EXECUTIVE SUMMARY. The Mint newspaper broke a news story on February 15, 2022 exposing how, in June 2019, RBL Bank had disbursed a high-risk loan to Sintex-BAPL. Thereafter Sintex-BAPL lent the bulk of those funds to group company Sintex Industries which enabled it to repay a Rs 2.8 bn loan taken earlier from RBL Bank exposing the bank to an allegation of ‘evergreening’ whereby banks disburses fresh loans to repay older loans. Both Sintex companies are currently undergoing bankruptcy proceedings.
A major implication of the story is that it is unlikely that Rajeev Ahuja, the current acting Chief Executive Officer (CEO), will be selected as the permanent CEO and successor to Vishwavir Ahuja at RBL Bank. Indeed, it is not desirable. This may come as a surprise to the stock market, as analysts, after the December 26, 2021 conference call, were confident that Rajeev Ahuja’s appointment as the permanent CEO would be a mere formality.
It is clear that Rajeev Ahuja is unsuitable as CEO of RBL Bank, or to belong to the senior management in any bank, as he was a member of the bank’s Investment and Credit Committee, as well as the Risk Management Committee, which approved the Rs 1.4 bn loan to Sintex-BAPL on around June 11, 2019. It is highly unlikely that the then CEO, Vishwavir Ahuja, could have approved and disbursed the loan on his own.

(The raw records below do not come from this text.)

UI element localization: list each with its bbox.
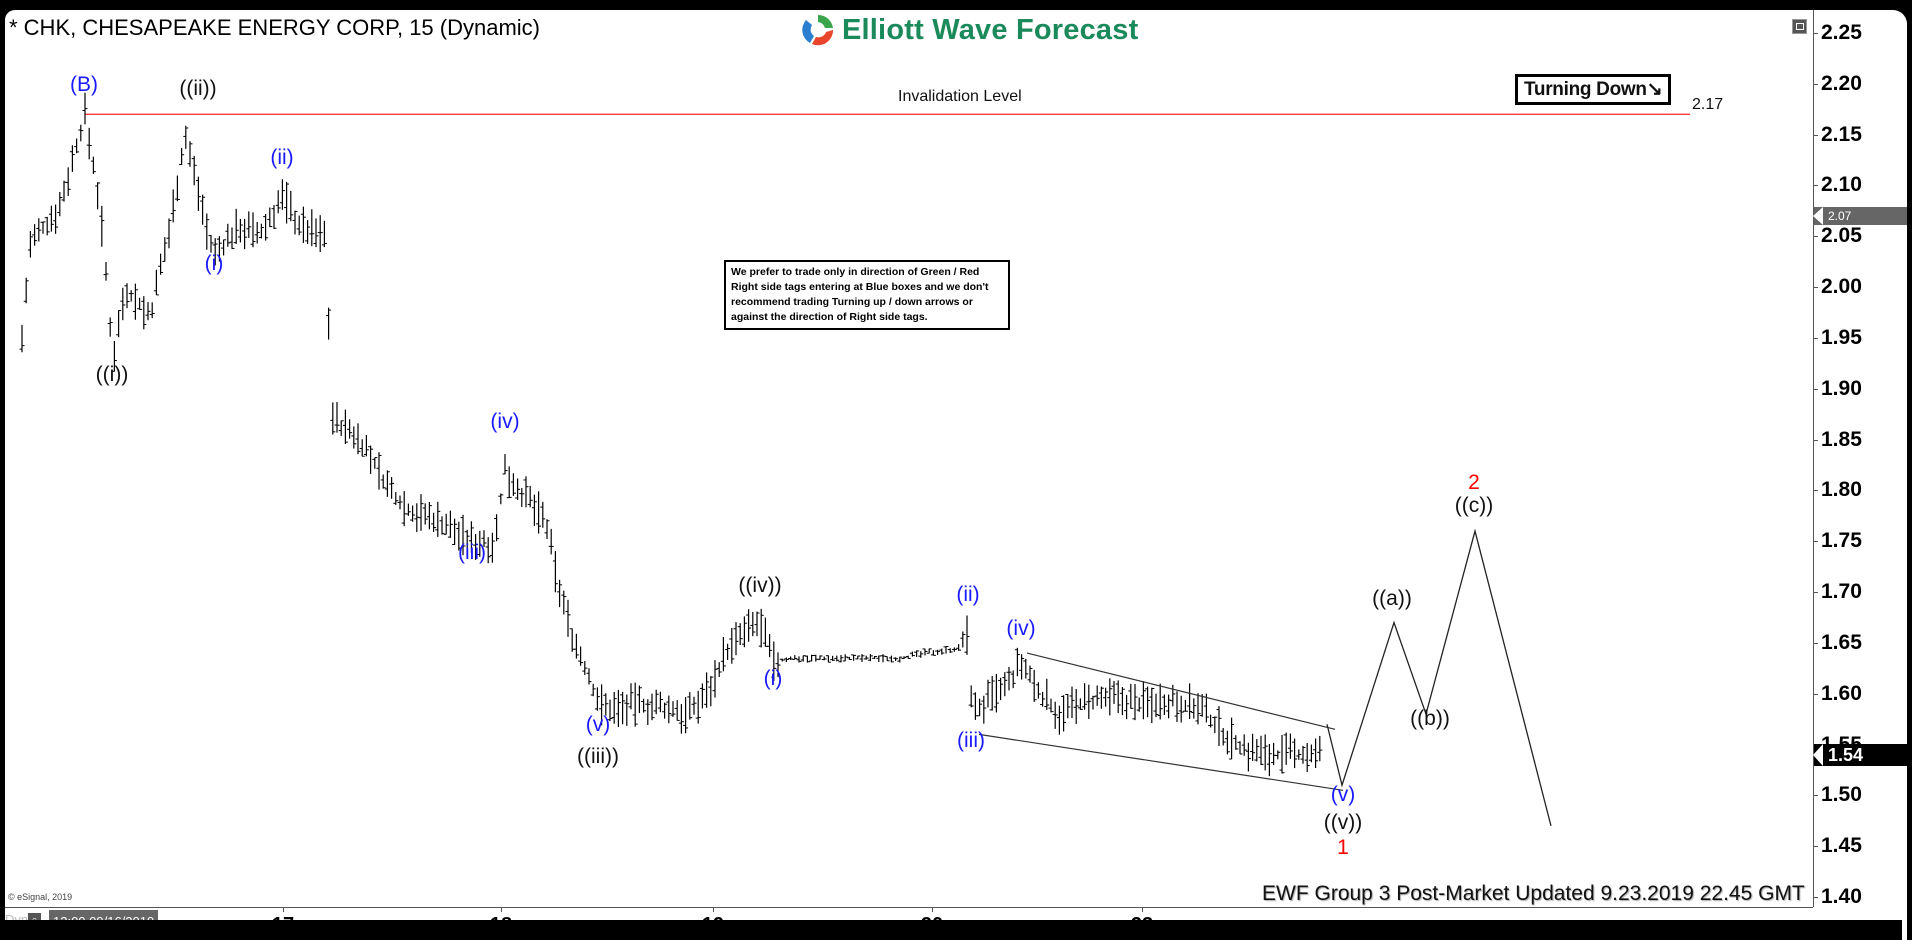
price-tick-label: 1.75 xyxy=(1821,529,1862,553)
wave-label: ((v)) xyxy=(1323,811,1363,834)
wave-label: ((a)) xyxy=(1372,587,1412,610)
price-tick-label: 2.10 xyxy=(1821,173,1862,197)
wave-label: ((c)) xyxy=(1454,494,1494,517)
last-price-tag: 1.54 xyxy=(1813,743,1907,766)
chart-window: * CHK, CHESAPEAKE ENERGY CORP, 15 (Dynam… xyxy=(5,10,1907,940)
invalidation-label: Invalidation Level xyxy=(898,88,1022,105)
plot-area[interactable]: * CHK, CHESAPEAKE ENERGY CORP, 15 (Dynam… xyxy=(5,10,1813,907)
invalidation-value: 2.17 xyxy=(1692,96,1724,113)
time-tick xyxy=(713,908,714,912)
wave-label: (B) xyxy=(70,73,98,96)
wave-label: (v) xyxy=(1330,783,1356,806)
price-tick xyxy=(1814,592,1818,594)
price-tick xyxy=(1814,541,1818,543)
wave-label: ((iii)) xyxy=(577,745,619,768)
logo-text: Elliott Wave Forecast xyxy=(842,13,1139,46)
trading-note: We prefer to trade only in direction of … xyxy=(724,260,1010,330)
wave-label: (iv) xyxy=(1006,617,1036,640)
price-tick-label: 2.20 xyxy=(1821,71,1862,95)
price-tick-label: 1.45 xyxy=(1821,834,1862,858)
price-tick-label: 2.25 xyxy=(1821,21,1862,44)
price-tick-label: 1.60 xyxy=(1821,681,1862,705)
wave-label: ((iv)) xyxy=(738,574,782,597)
price-tick xyxy=(1814,134,1818,136)
chart-title: * CHK, CHESAPEAKE ENERGY CORP, 15 (Dynam… xyxy=(9,15,541,40)
wave-label: (ii) xyxy=(956,583,980,606)
wave-label: (i) xyxy=(763,667,783,690)
price-tick xyxy=(1814,846,1818,848)
projection-path xyxy=(1326,528,1552,827)
price-tick xyxy=(1814,693,1818,695)
wave-label: ((b)) xyxy=(1410,707,1450,730)
price-tick-label: 1.90 xyxy=(1821,376,1862,400)
price-tick-label: 1.80 xyxy=(1821,478,1862,502)
restore-window-icon[interactable] xyxy=(1792,19,1807,34)
price-tick xyxy=(1814,236,1818,238)
price-tick-label: 1.50 xyxy=(1821,783,1862,807)
prev-price-tag: 2.07 xyxy=(1813,206,1907,225)
wave-label: (v) xyxy=(585,713,611,736)
logo-icon xyxy=(802,14,834,46)
wave-label: (ii) xyxy=(270,146,294,169)
price-tick xyxy=(1814,83,1818,85)
price-tick-label: 2.15 xyxy=(1821,122,1862,146)
arrow-down-right-icon: ↘ xyxy=(1646,79,1663,100)
wave-label: (iii) xyxy=(458,541,486,564)
price-tick xyxy=(1814,337,1818,339)
price-tick-label: 1.85 xyxy=(1821,427,1862,451)
price-tick-label: 2.05 xyxy=(1821,224,1862,248)
turning-label: Turning Down xyxy=(1524,79,1647,100)
price-tick xyxy=(1814,490,1818,492)
turning-down-tag: Turning Down↘ xyxy=(1515,74,1672,105)
price-tick-label: 1.70 xyxy=(1821,580,1862,604)
wave-label: 2 xyxy=(1468,471,1480,494)
wave-label: (i) xyxy=(204,252,224,275)
price-tick xyxy=(1814,439,1818,441)
time-tick xyxy=(1142,908,1143,912)
price-tick xyxy=(1814,795,1818,797)
update-footer: EWF Group 3 Post-Market Updated 9.23.201… xyxy=(1262,882,1805,905)
wave-label: ((ii)) xyxy=(179,77,217,100)
price-tick xyxy=(1814,33,1818,34)
wave-label: (iv) xyxy=(490,410,520,433)
wave-label: 1 xyxy=(1337,836,1349,859)
wave-label: (iii) xyxy=(957,729,985,752)
price-tick-label: 1.95 xyxy=(1821,325,1862,349)
window-bottom-border xyxy=(0,920,1902,940)
price-tick xyxy=(1814,388,1818,390)
price-tick xyxy=(1814,287,1818,289)
wave-label: ((i)) xyxy=(95,363,129,386)
time-tick xyxy=(283,908,284,912)
price-bars xyxy=(19,92,1690,827)
price-axis[interactable]: 2.25 2.20 2.15 2.10 2.05 2.00 1.95 1.90 1.85 1.80… xyxy=(1813,10,1907,909)
price-tick-label: 1.40 xyxy=(1821,885,1862,909)
price-tick-label: 1.65 xyxy=(1821,630,1862,654)
time-tick xyxy=(501,908,502,912)
price-tick-label: 2.00 xyxy=(1821,275,1862,299)
copyright: © eSignal, 2019 xyxy=(8,892,73,902)
price-tick xyxy=(1814,185,1818,187)
price-tick xyxy=(1814,642,1818,644)
ewf-logo: Elliott Wave Forecast xyxy=(800,12,1138,48)
price-tick xyxy=(1814,897,1818,899)
time-tick xyxy=(932,908,933,912)
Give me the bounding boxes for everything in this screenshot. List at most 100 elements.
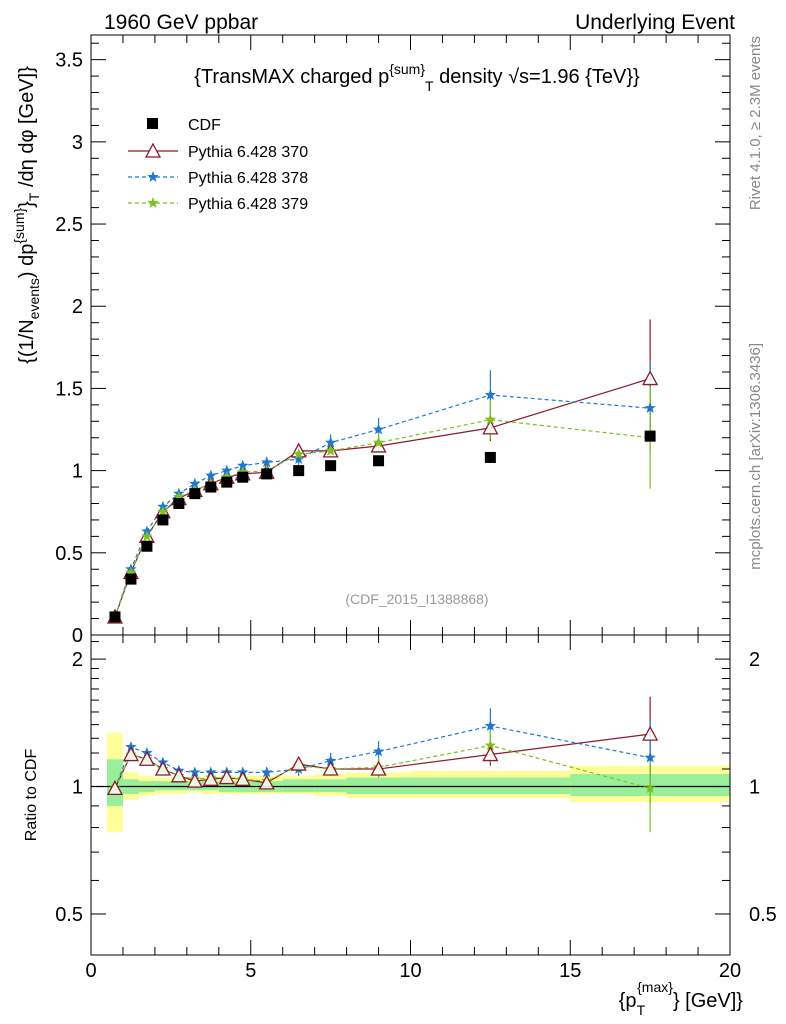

Approving a loan to a company which has a total debt-equity of 10.5:1, and was already overdue on a loan to Deutsche Bank was either a case of extreme incompetence or ‘evergreening’. In either case, senior executives responsible for approving the loan have no place in key decision-making posts or in the profession of banking. It also reflects extremely poorly on the independent directors in the credit and risk committees, especially on Prakash Chandra, the then and present chairman of the board, who was also chairman of the Risk Management Committee at the time of the Rs 1.4 bn loan. The fact that independent directors can endorse ‘evergreening’, or cannot comprehend basic corporate financial analysis, renders them unfit to be on any bank board.
This analyst sent a query to RBL Bank, but the bank declined to comment.
It is unlikely, and at any rate undesirable, that a top banker who clears such a blatant transgression should be rewarded with the post of CEO. RBL Bank shareholders should therefore expect the Search Committee appointed by the bank’s board of directors to shortlist external candidates. The regulator must also investigate any other poor quality loans disbursed by the bank. An external CEO may disrupt the continuity the market was expecting.
DISCLOSURE
I, Hemindra Hazari, am a Securities and Exchange Board of India (SEBI) registered independent research analyst (Regd. No. INH000000594). I have no equity exposure to RBL Bank. Views expressed in this Insight accurately reflect my personal opinion about the referenced securities and issuers and/or other subject matter as appropriate. This Insight does not contain and is not based on any non-public, material information. To the best of my knowledge, the views expressed in this Insight comply with Indian law as well as applicable law in the country from which it is posted. I have not been commissioned to write this Insight or hold any specific opinion on the securities referenced therein. This Insight is for informational purposes only and is not intended to provide financial, investment or other professional advice. It should not be construed as an offer to sell, a solicitation of an offer to buy, or a recommendation for any security.